Limitations & Future Work

  • Strong dependency on PRM quality: P2T refines the knowledge of a PRM. It is limited by the PRM's reliability and domain coverage (Ablation: replacing the PRM with Qwen2.5-Math-PRM or Skywork-PRM dropped scores significantly: 53.8→52.4→50.0). P2T's ceiling is essentially dictated by the PRM.
  • Lack of theoretical characterization for Taylor approximation error: While the approximation performed slightly better than exact replacement in experiments (likely due to noise smoothing), the paper does not define the error boundaries or conditions where the approximation might distort or conflict with true attribution.
  • Qualitative vs.
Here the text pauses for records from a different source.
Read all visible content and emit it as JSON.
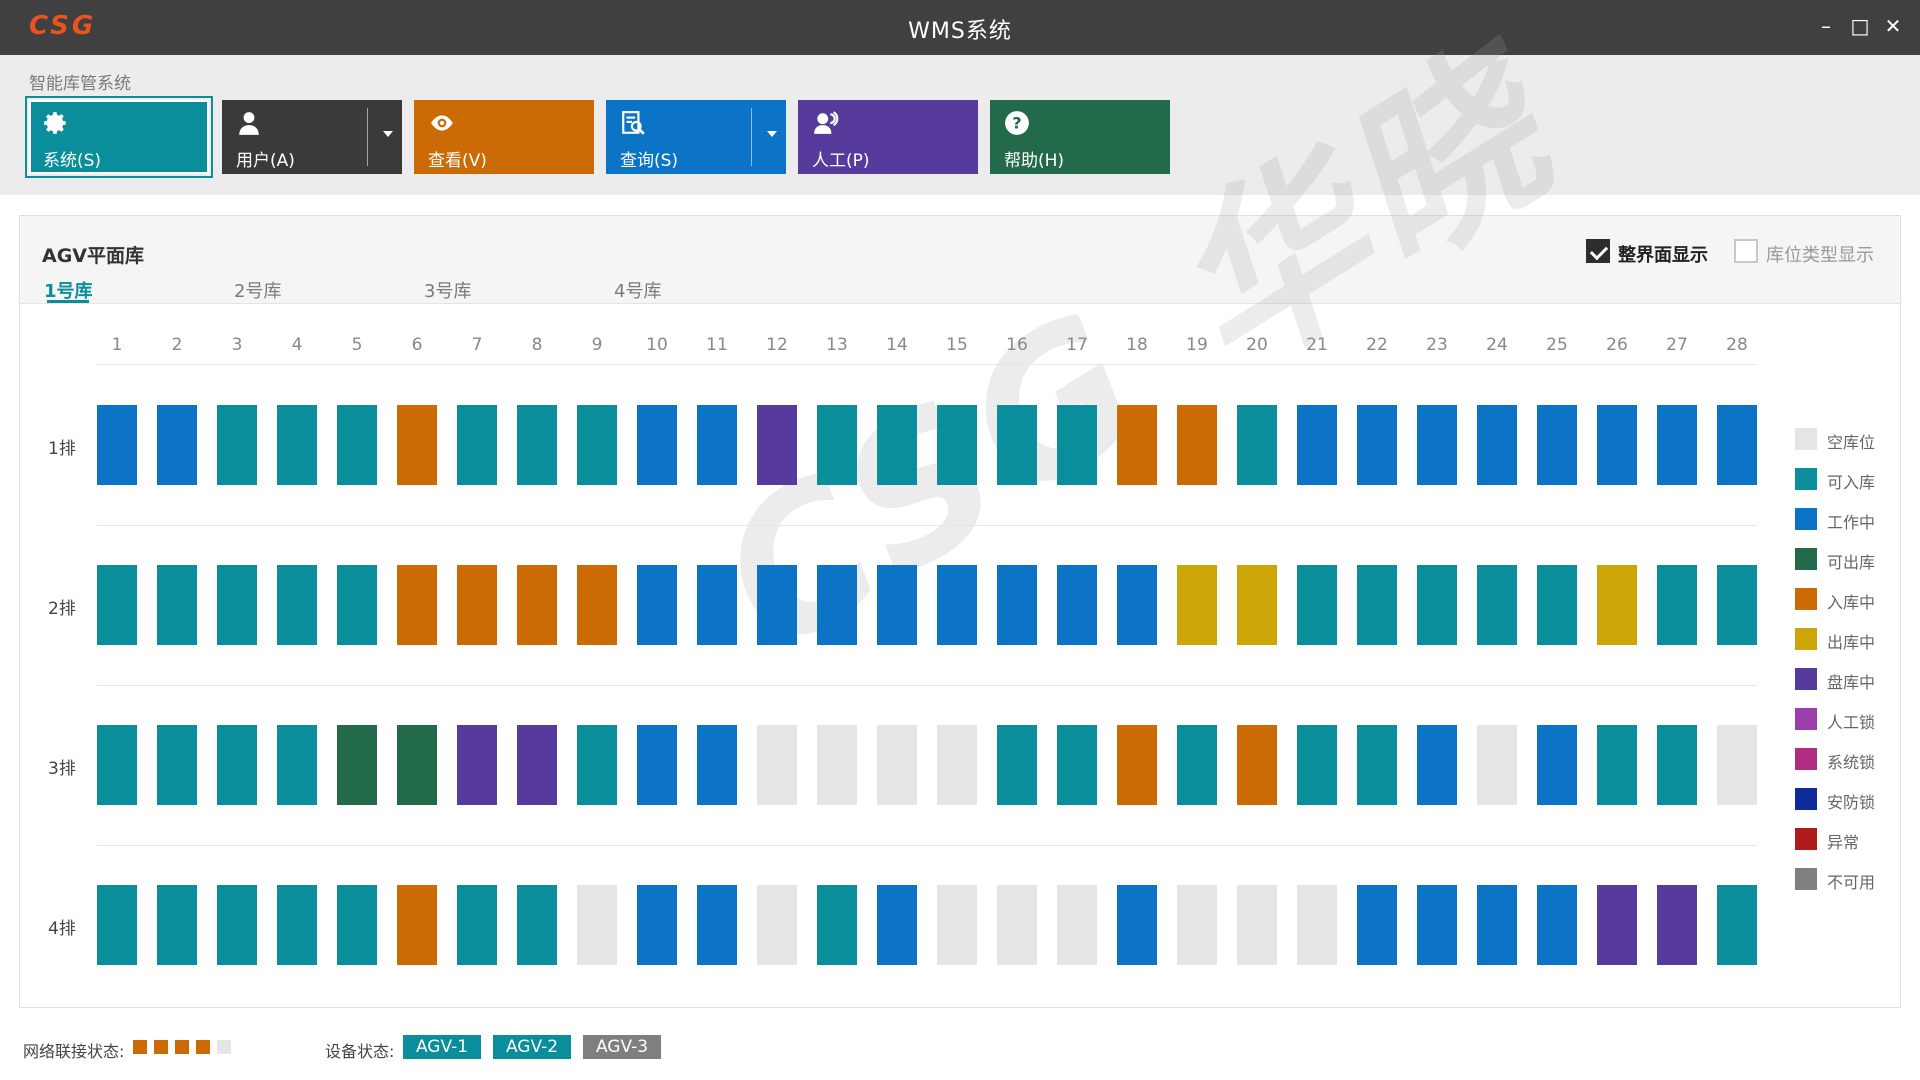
{
  "titlebar": {
    "logo": "CSG",
    "title": "WMS系统",
    "minimize": "–",
    "maximize": "□",
    "close": "✕"
  },
  "ribbon": {
    "group_title": "智能库管系统",
    "buttons": [
      {
        "label": "系统(S)",
        "icon": "gear-icon",
        "color": "#0a8e9c",
        "dropdown": false,
        "selected": true
      },
      {
        "label": "用户(A)",
        "icon": "user-icon",
        "color": "#3a3a3a",
        "dropdown": true,
        "selected": false
      },
      {
        "label": "查看(V)",
        "icon": "eye-icon",
        "color": "#cc6a06",
        "dropdown": false,
        "selected": false
      },
      {
        "label": "查询(S)",
        "icon": "search-doc-icon",
        "color": "#0b74c6",
        "dropdown": true,
        "selected": false
      },
      {
        "label": "人工(P)",
        "icon": "person-icon",
        "color": "#563b9c",
        "dropdown": false,
        "selected": false
      },
      {
        "label": "帮助(H)",
        "icon": "help-icon",
        "color": "#236a4a",
        "dropdown": false,
        "selected": false
      }
    ]
  },
  "panel": {
    "title": "AGV平面库",
    "tabs": [
      "1号库",
      "2号库",
      "3号库",
      "4号库"
    ],
    "active_tab": 0,
    "options": [
      {
        "label": "整界面显示",
        "checked": true
      },
      {
        "label": "库位类型显示",
        "checked": false
      }
    ]
  },
  "grid": {
    "columns": [
      "1",
      "2",
      "3",
      "4",
      "5",
      "6",
      "7",
      "8",
      "9",
      "10",
      "11",
      "12",
      "13",
      "14",
      "15",
      "16",
      "17",
      "18",
      "19",
      "20",
      "21",
      "22",
      "23",
      "24",
      "25",
      "26",
      "27",
      "28"
    ],
    "rows": [
      {
        "label": "1排",
        "cells": [
          "工作中",
          "工作中",
          "可入库",
          "可入库",
          "可入库",
          "入库中",
          "可入库",
          "可入库",
          "可入库",
          "工作中",
          "工作中",
          "盘库中",
          "可入库",
          "可入库",
          "可入库",
          "可入库",
          "可入库",
          "入库中",
          "入库中",
          "可入库",
          "工作中",
          "工作中",
          "工作中",
          "工作中",
          "工作中",
          "工作中",
          "工作中",
          "工作中"
        ]
      },
      {
        "label": "2排",
        "cells": [
          "可入库",
          "可入库",
          "可入库",
          "可入库",
          "可入库",
          "入库中",
          "入库中",
          "入库中",
          "入库中",
          "工作中",
          "工作中",
          "工作中",
          "工作中",
          "工作中",
          "工作中",
          "工作中",
          "工作中",
          "工作中",
          "出库中",
          "出库中",
          "可入库",
          "可入库",
          "可入库",
          "可入库",
          "可入库",
          "出库中",
          "可入库",
          "可入库"
        ]
      },
      {
        "label": "3排",
        "cells": [
          "可入库",
          "可入库",
          "可入库",
          "可入库",
          "可出库",
          "可出库",
          "盘库中",
          "盘库中",
          "可入库",
          "工作中",
          "工作中",
          "空库位",
          "空库位",
          "空库位",
          "空库位",
          "可入库",
          "可入库",
          "入库中",
          "可入库",
          "入库中",
          "可入库",
          "可入库",
          "工作中",
          "空库位",
          "工作中",
          "可入库",
          "可入库",
          "空库位"
        ]
      },
      {
        "label": "4排",
        "cells": [
          "可入库",
          "可入库",
          "可入库",
          "可入库",
          "可入库",
          "入库中",
          "可入库",
          "可入库",
          "空库位",
          "工作中",
          "工作中",
          "空库位",
          "可入库",
          "工作中",
          "空库位",
          "空库位",
          "空库位",
          "工作中",
          "空库位",
          "空库位",
          "空库位",
          "工作中",
          "工作中",
          "工作中",
          "工作中",
          "盘库中",
          "盘库中",
          "可入库"
        ]
      }
    ]
  },
  "legend": [
    {
      "label": "空库位",
      "color": "#e5e5e5"
    },
    {
      "label": "可入库",
      "color": "#0a8e9c"
    },
    {
      "label": "工作中",
      "color": "#0b74c6"
    },
    {
      "label": "可出库",
      "color": "#236a4a"
    },
    {
      "label": "入库中",
      "color": "#cc6a06"
    },
    {
      "label": "出库中",
      "color": "#cca606"
    },
    {
      "label": "盘库中",
      "color": "#563b9c"
    },
    {
      "label": "人工锁",
      "color": "#9c3fad"
    },
    {
      "label": "系统锁",
      "color": "#b02d82"
    },
    {
      "label": "安防锁",
      "color": "#0f2a9c"
    },
    {
      "label": "异常",
      "color": "#b01a1a"
    },
    {
      "label": "不可用",
      "color": "#7f7f7f"
    }
  ],
  "watermark": "CSG 华晓",
  "status": {
    "network_label": "网络联接状态:",
    "network_colors": [
      "#cc6a06",
      "#cc6a06",
      "#cc6a06",
      "#cc6a06",
      "#e5e5e5"
    ],
    "device_label": "设备状态:",
    "devices": [
      {
        "label": "AGV-1",
        "color": "#0a8e9c"
      },
      {
        "label": "AGV-2",
        "color": "#0a8e9c"
      },
      {
        "label": "AGV-3",
        "color": "#7f7f7f"
      }
    ]
  }
}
Quantitative verification of token attribution: The paper claims P2T can "surgically" locate erroneous tokens, but it lacks quantitative verification of attribution accuracy (e.g., measuring the overlap between human-annotated errors and low attribution scores).
  • Evaluation focus on Math/Reasoning: While it covers text and multimodal tasks, they are primarily centered on verifiable mathematical reasoning. Whether PRM and token attribution are equally effective in open-ended generation (writing, dialogue) remains to be verified.
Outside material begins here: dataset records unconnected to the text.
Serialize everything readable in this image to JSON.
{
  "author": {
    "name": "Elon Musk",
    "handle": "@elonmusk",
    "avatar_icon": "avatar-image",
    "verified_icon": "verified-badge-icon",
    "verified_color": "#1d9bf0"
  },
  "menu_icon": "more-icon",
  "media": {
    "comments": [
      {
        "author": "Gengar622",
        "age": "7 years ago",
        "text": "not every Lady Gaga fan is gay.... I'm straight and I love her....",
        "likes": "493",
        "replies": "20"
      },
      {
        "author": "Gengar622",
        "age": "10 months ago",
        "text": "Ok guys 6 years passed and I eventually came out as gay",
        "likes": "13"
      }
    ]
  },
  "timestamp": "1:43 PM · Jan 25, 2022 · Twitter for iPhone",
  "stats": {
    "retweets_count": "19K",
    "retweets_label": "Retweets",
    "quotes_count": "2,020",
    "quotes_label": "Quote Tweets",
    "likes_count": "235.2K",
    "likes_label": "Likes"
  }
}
  • vs. PRIME: PRIME co-trains an auxiliary network for token-level credit during RL. P2T is entirely training-free and introduces no networks to be jointly optimized, making it simpler, more stable, and +4.7 better on Eurus-2.
  • vs. SPRO: SPRO uses the "log-prob difference between policy and reference models" as a heuristic proxy reward, which doesn't explicitly evaluate reasoning steps. P2T derives rewards from PRMs specifically trained to judge reasoning quality, making attribution more principled and interpretable (+2.3 over SPRO).
  • vs. OREAL / TVM: These require training specialized token-level reward models (OREAL reuses the policy backbone with a scalar head; TVM adds a head to predict the probability of a token leading to a correct answer). P2T does not train any reward models and relies on gradients from existing PRMs.
  • vs. token-entropy proxies: Heuristics like entropy are cheap but lack semantic alignment with token quality. P2T fills this gap by using a PRM to provide semantically principled rewards.

Rating

  • Novelty: ⭐⭐⭐⭐⭐ "Training-freely decomposing PRM rewards to tokens via gradients" is a clean and under-explored perspective. The \(O(N)\to O(1)\) approximation makes it truly practical.
  • Experimental Thoroughness: ⭐⭐⭐⭐⭐ Covers text/multimodal, base/CoT/LongCoT/hybrid models, benchmarking against PRIME/SPRO, 7 ablation studies, plus efficiency and bottleneck analyses.
  • Writing Quality: ⭐⭐⭐⭐ Motivations and formulas are clear, though some "surgical error correction" claims are qualitative and lack quantitative attribution validation.
  • Value: ⭐⭐⭐⭐⭐ Allows existing PRM-based RL pipelines to adopt token-level credit assignment at almost zero cost, accelerating convergence by 4× and breaking outcome RL bottlenecks. Highly practical.